On 10/5/07, Stephan Fabel <[EMAIL PROTECTED]> wrote:
> I'm having a problem using a WinTV-PVR 150. MPEG-2 playback is working
> using VLC: pvr:// :pvr-device="/dev/video0" - however it lags badly (1-2
> secs).

Does it also lag if you do cat /dev/video0 > test.mpg? If not his vlc
has to be kicked to correct this.

> But for some reason I cannot grab a frame using the /dev/video32 device
> with VLC using the video4linux interface /dev/video32. I also tried
> using tvtime (adjusting the device to /dev/video32), but to no avail.
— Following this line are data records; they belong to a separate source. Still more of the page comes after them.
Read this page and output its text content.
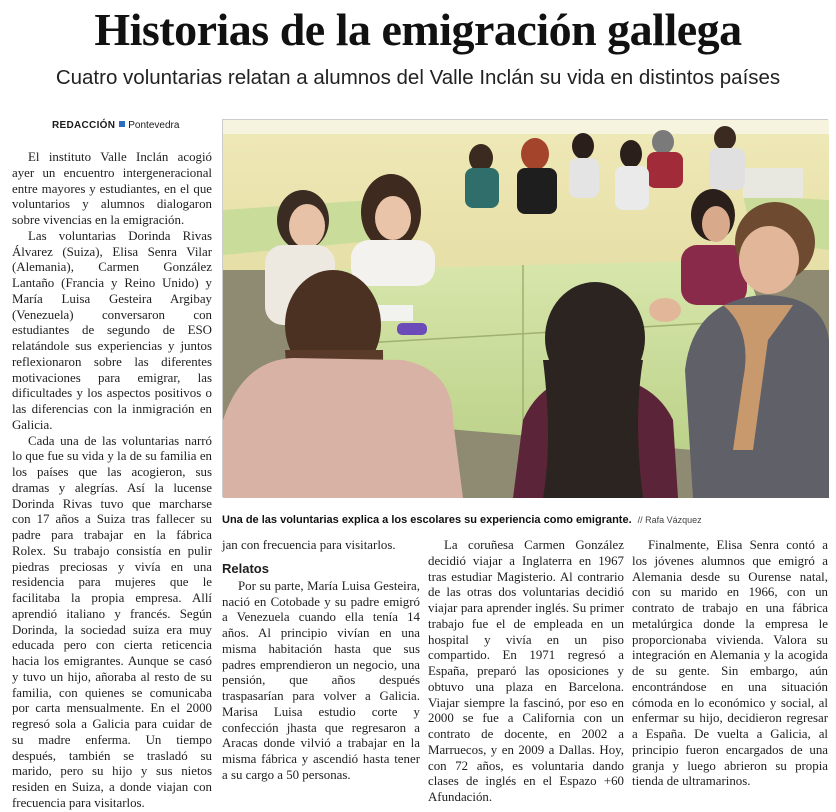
Historias de la emigración gallega
Cuatro voluntarias relatan a alumnos del Valle Inclán su vida en distintos países
REDACCIÓN Pontevedra

El instituto Valle Inclán acogió ayer un encuentro intergeneracional entre mayores y estudiantes, en el que voluntarios y alumnos dialogaron sobre vivencias en la emigración.

Las voluntarias Dorinda Rivas Álvarez (Suiza), Elisa Senra Vilar (Alemania), Carmen González Lantaño (Francia y Reino Unido) y María Luisa Gesteira Argibay (Venezuela) conversaron con estudiantes de segundo de ESO relatándole sus experiencias y juntos reflexionaron sobre las diferentes motivaciones para emigrar, las dificultades y los aspectos positivos o las diferencias con la inmigración en Galicia.

Cada una de las voluntarias narró lo que fue su vida y la de su familia en los países que las acogieron, sus dramas y alegrías. Así la lucense Dorinda Rivas tuvo que marcharse con 17 años a Suiza tras fallecer su padre para trabajar en la fábrica Rolex. Su trabajo consistía en pulir piedras preciosas y vivía en una residencia para mujeres que le facilitaba la propia empresa. Allí aprendió italiano y francés. Según Dorinda, la sociedad suiza era muy educada pero con cierta reticencia hacia los emigrantes. Aunque se casó y tuvo un hijo, añoraba al resto de su familia, con quienes se comunicaba por carta mensualmente. En el 2000 regresó sola a Galicia para cuidar de su madre enferma. Un tiempo después, también se trasladó su marido, pero su hijo y sus nietos residen en Suiza, a donde viajan con frecuencia para visitarlos.

Una de las voluntarias explica a los escolares su experiencia como emigrante. // Rafa Vázquez

jan con frecuencia para visitarlos.

Relatos

Por su parte, María Luisa Gesteira, nació en Cotobade y su padre emigró a Venezuela cuando ella tenía 14 años. Al principio vivían en una misma habitación hasta que sus padres emprendieron un negocio, una pensión, que años después traspasarían para volver a Galicia. Marisa Luisa estudio corte y confección jhasta que regresaron a Aracas donde vilvió a trabajar en la misma fábrica y ascendió hasta tener a su cargo a 50 personas.

La coruñesa Carmen González decidió viajar a Inglaterra en 1967 tras estudiar Magisterio. Al contrario de las otras dos voluntarias decidió viajar para aprender inglés. Su primer trabajo fue el de empleada en un hospital y vivía en un piso compartido. En 1971 regresó a España, preparó las oposiciones y obtuvo una plaza en Barcelona. Viajar siempre la fascinó, por eso en 2000 se fue a California con un contrato de docente, en 2002 a Marruecos, y en 2009 a Dallas. Hoy, con 72 años, es voluntaria dando clases de inglés en el Espazo +60 Afundación.

Finalmente, Elisa Senra contó a los jóvenes alumnos que emigró a Alemania desde su Ourense natal, con su marido en 1966, con un contrato de trabajo en una fábrica metalúrgica donde la empresa le proporcionaba vivienda. Valora su integración en Alemania y la acogida de su gente. Sin embargo, aún encontrándose en una situación cómoda en lo económico y social, al enfermar su hijo, decidieron regresar a España. De vuelta a Galicia, al principio fueron encargados de una granja y luego abrieron su propia tienda de ultramarinos.
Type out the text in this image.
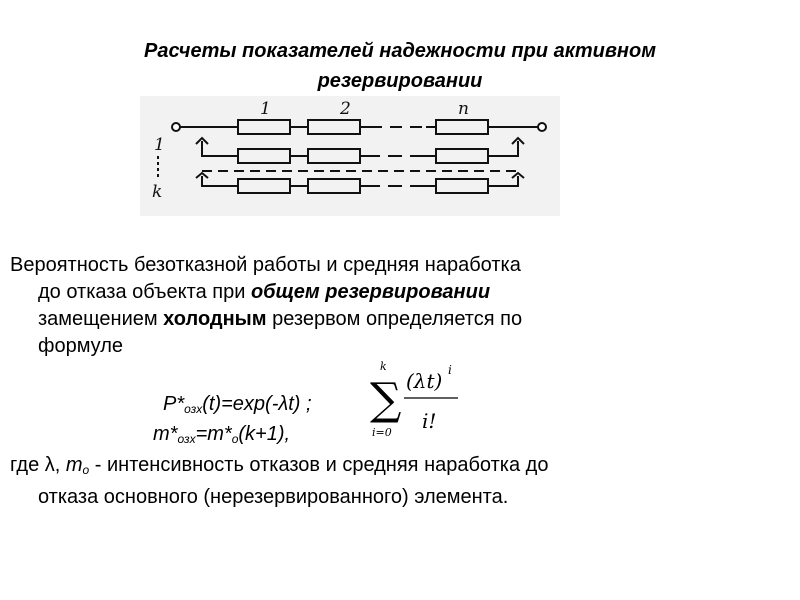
Расчеты показателей надежности при активном
резервировании
1	2	n
1
k
Вероятность безотказной работы и средняя наработка
до отказа объекта при общем резервировании
замещением холодным резервом определяется по
формуле
$P*_{озх}(t)=\exp(-\lambda t)$ ;
$m*_{озх}=m*_о(k+1)$,
k
∑
i=0
(λt) i
i!
где λ, $m_о$ - интенсивность отказов и средняя наработка до
отказа основного (нерезервированного) элемента.
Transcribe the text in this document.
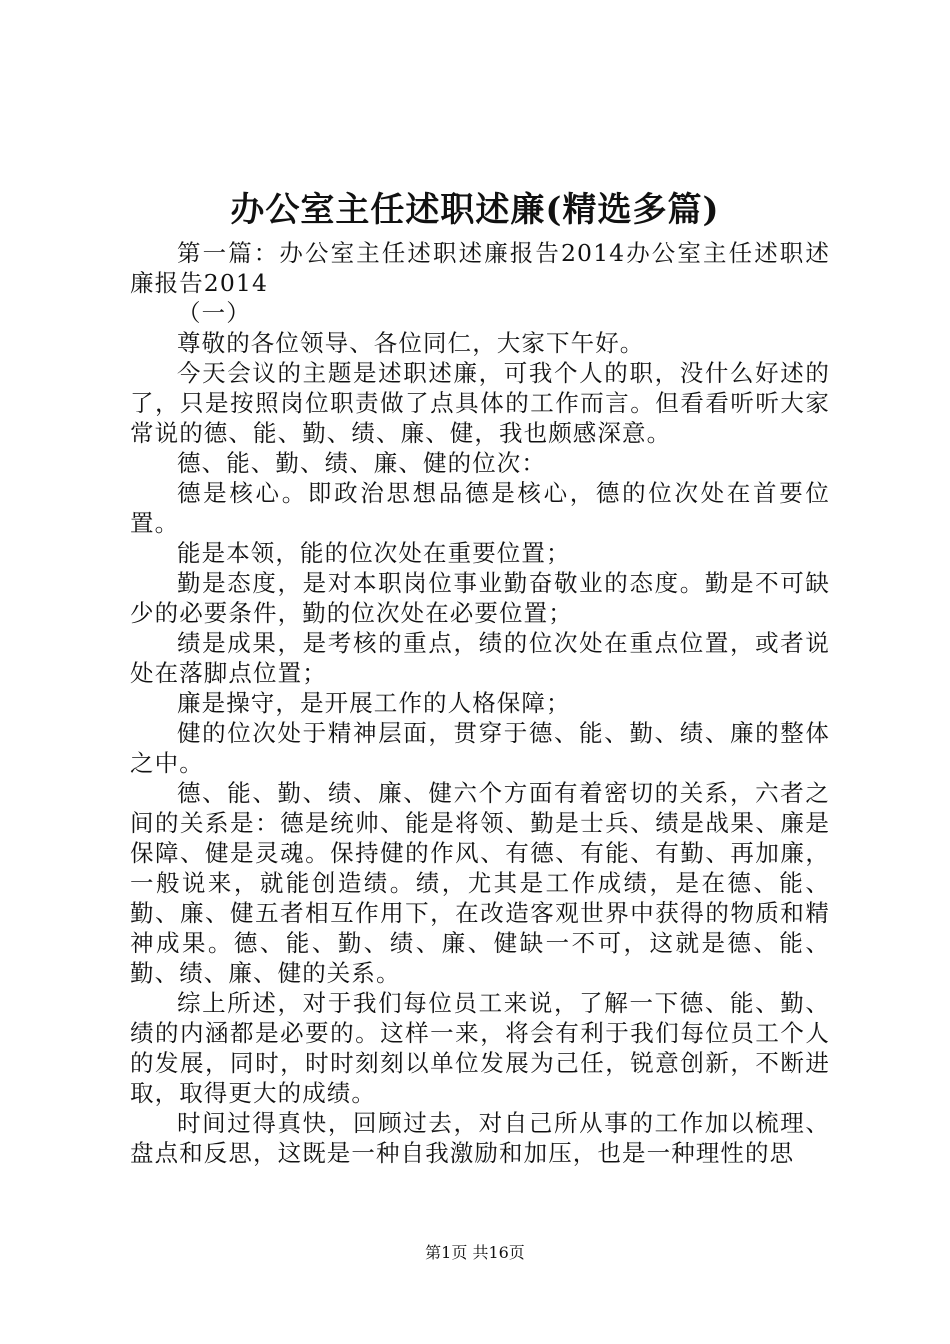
办公室主任述职述廉(精选多篇)

第一篇：办公室主任述职述廉报告2014办公室主任述职述廉报告2014

（一）

尊敬的各位领导、各位同仁，大家下午好。

今天会议的主题是述职述廉，可我个人的职，没什么好述的了，只是按照岗位职责做了点具体的工作而言。但看看听听大家常说的德、能、勤、绩、廉、健，我也颇感深意。

德、能、勤、绩、廉、健的位次：

德是核心。即政治思想品德是核心，德的位次处在首要位置。

能是本领，能的位次处在重要位置；

勤是态度，是对本职岗位事业勤奋敬业的态度。勤是不可缺少的必要条件，勤的位次处在必要位置；

绩是成果，是考核的重点，绩的位次处在重点位置，或者说处在落脚点位置；

廉是操守，是开展工作的人格保障；

健的位次处于精神层面，贯穿于德、能、勤、绩、廉的整体之中。

德、能、勤、绩、廉、健六个方面有着密切的关系，六者之间的关系是：德是统帅、能是将领、勤是士兵、绩是战果、廉是保障、健是灵魂。保持健的作风、有德、有能、有勤、再加廉，一般说来，就能创造绩。绩，尤其是工作成绩，是在德、能、勤、廉、健五者相互作用下，在改造客观世界中获得的物质和精神成果。德、能、勤、绩、廉、健缺一不可，这就是德、能、勤、绩、廉、健的关系。

综上所述，对于我们每位员工来说，了解一下德、能、勤、绩的内涵都是必要的。这样一来，将会有利于我们每位员工个人的发展，同时，时时刻刻以单位发展为己任，锐意创新，不断进取，取得更大的成绩。

时间过得真快，回顾过去，对自己所从事的工作加以梳理、盘点和反思，这既是一种自我激励和加压，也是一种理性的思

第1页 共16页
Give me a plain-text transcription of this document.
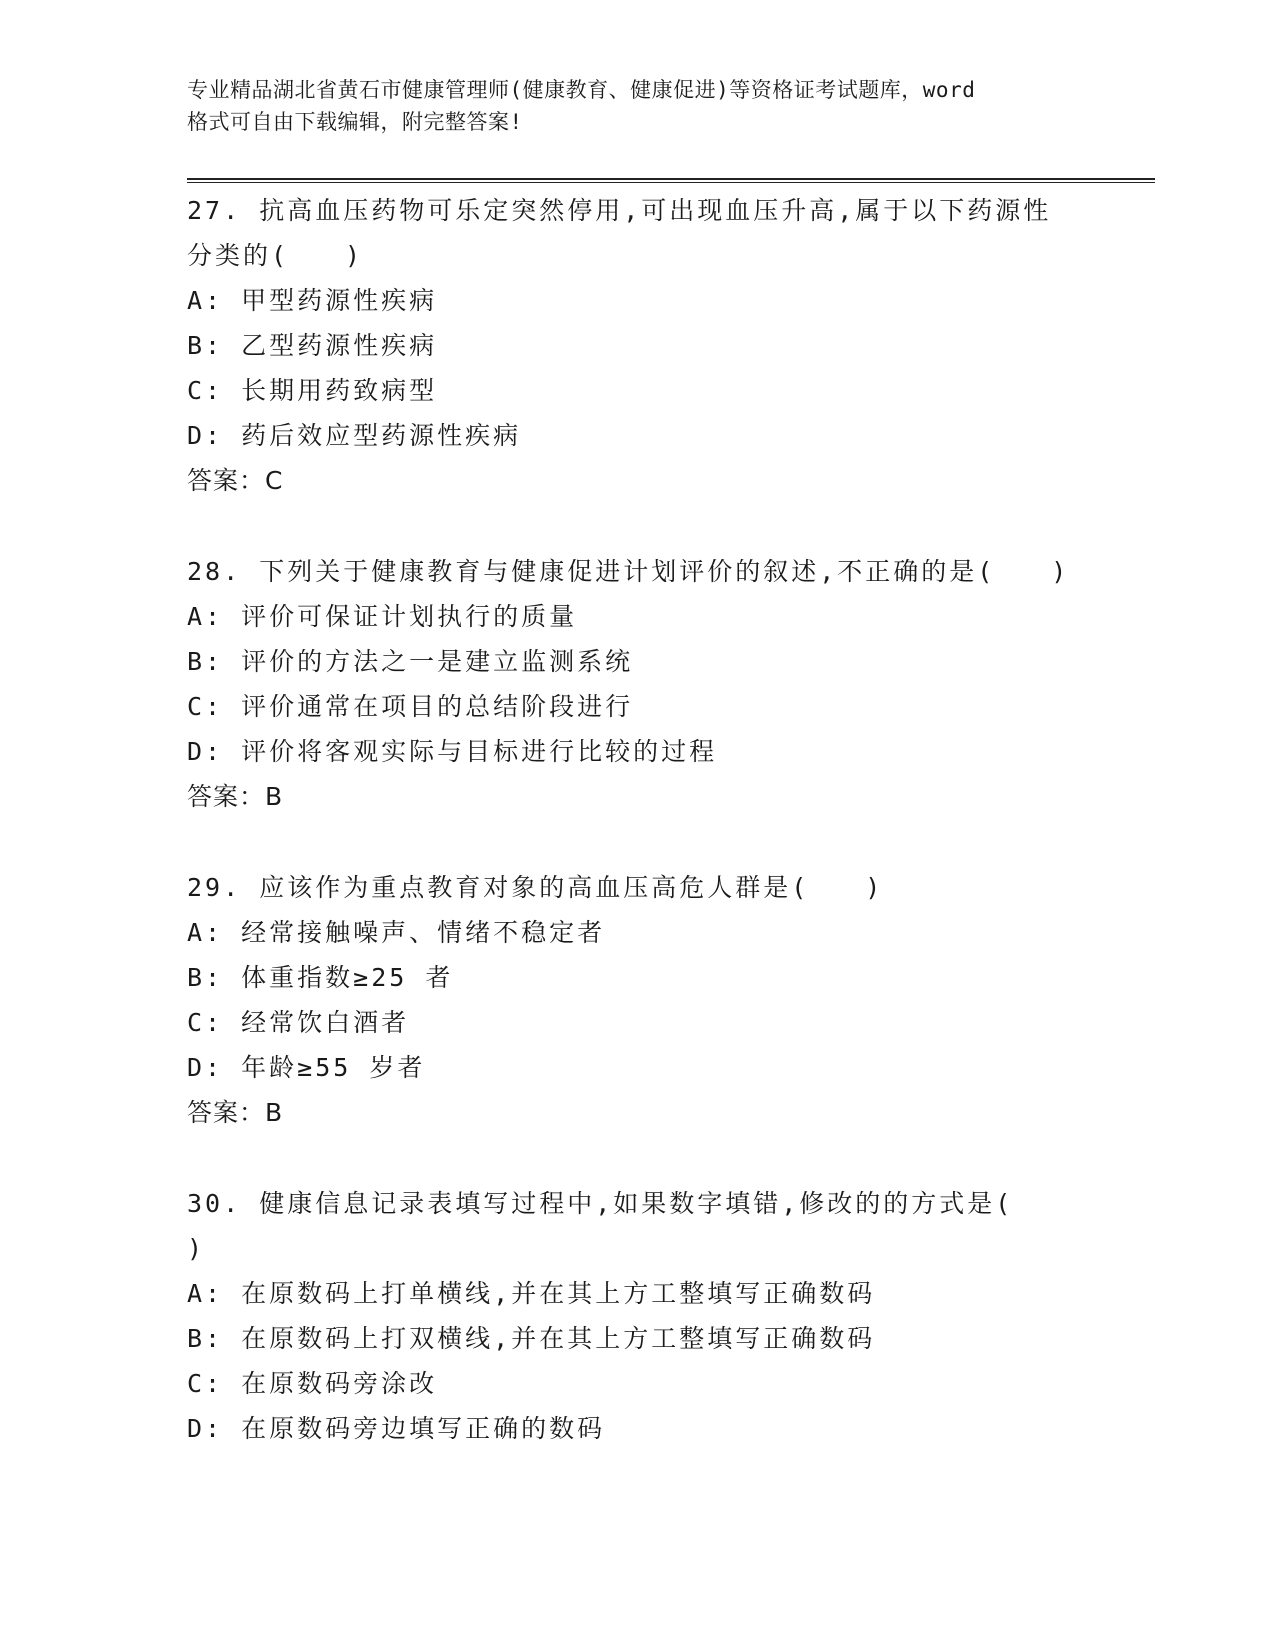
专业精品湖北省黄石市健康管理师(健康教育、健康促进)等资格证考试题库，word
格式可自由下载编辑，附完整答案!
27. 抗高血压药物可乐定突然停用,可出现血压升高,属于以下药源性
分类的(　　)
A: 甲型药源性疾病
B: 乙型药源性疾病
C: 长期用药致病型
D: 药后效应型药源性疾病
答案：C
28. 下列关于健康教育与健康促进计划评价的叙述,不正确的是(　　)
A: 评价可保证计划执行的质量
B: 评价的方法之一是建立监测系统
C: 评价通常在项目的总结阶段进行
D: 评价将客观实际与目标进行比较的过程
答案：B
29. 应该作为重点教育对象的高血压高危人群是(　　)
A: 经常接触噪声、情绪不稳定者
B: 体重指数≥25 者
C: 经常饮白酒者
D: 年龄≥55 岁者
答案：B
30. 健康信息记录表填写过程中,如果数字填错,修改的的方式是(
)
A: 在原数码上打单横线,并在其上方工整填写正确数码
B: 在原数码上打双横线,并在其上方工整填写正确数码
C: 在原数码旁涂改
D: 在原数码旁边填写正确的数码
It is raw video and the application will need to be told it is or it
will not work. I know mplayer has the option to let it know it is
capturing raw video/audio.

> Trying to access /dev/video32, I get these messages
> in /var/log/kern.log:
>
> ivtv0: All encoder YUV stream buffers are full. Dropping data.
> ivtv0: Cause: the application is not reading fast enough.
>
> I got rid of these messages by adjusting the buffer sizes when loading
> the driver, however, I still get no picture reading /dev/video32.

Basically the message is very clear here, vlc is not reading fast
enough to keep up with the stream video32 provides. Enlarging the
buffer will help but the problem is very likely in the application.

> For verification, I used VLC to display the picture in the camera. Let
> me know if another card is better suited for this purpose. If possible,
> maybe you could also name a card directly should this be the case (e.g.,
> what is a good, cheap bttv878 based card?).

In your use case a dumb grabber like a bt878 card is probably enough.
The PVR-X50 cards have an hardware mpeg encoder which reduces CPU
usage but if you are planning to converting this mpeg stream to
something like h264, xvid or theora it is a bit overkill.

There was a similar discussion a few weeks back. Look in the archives for it.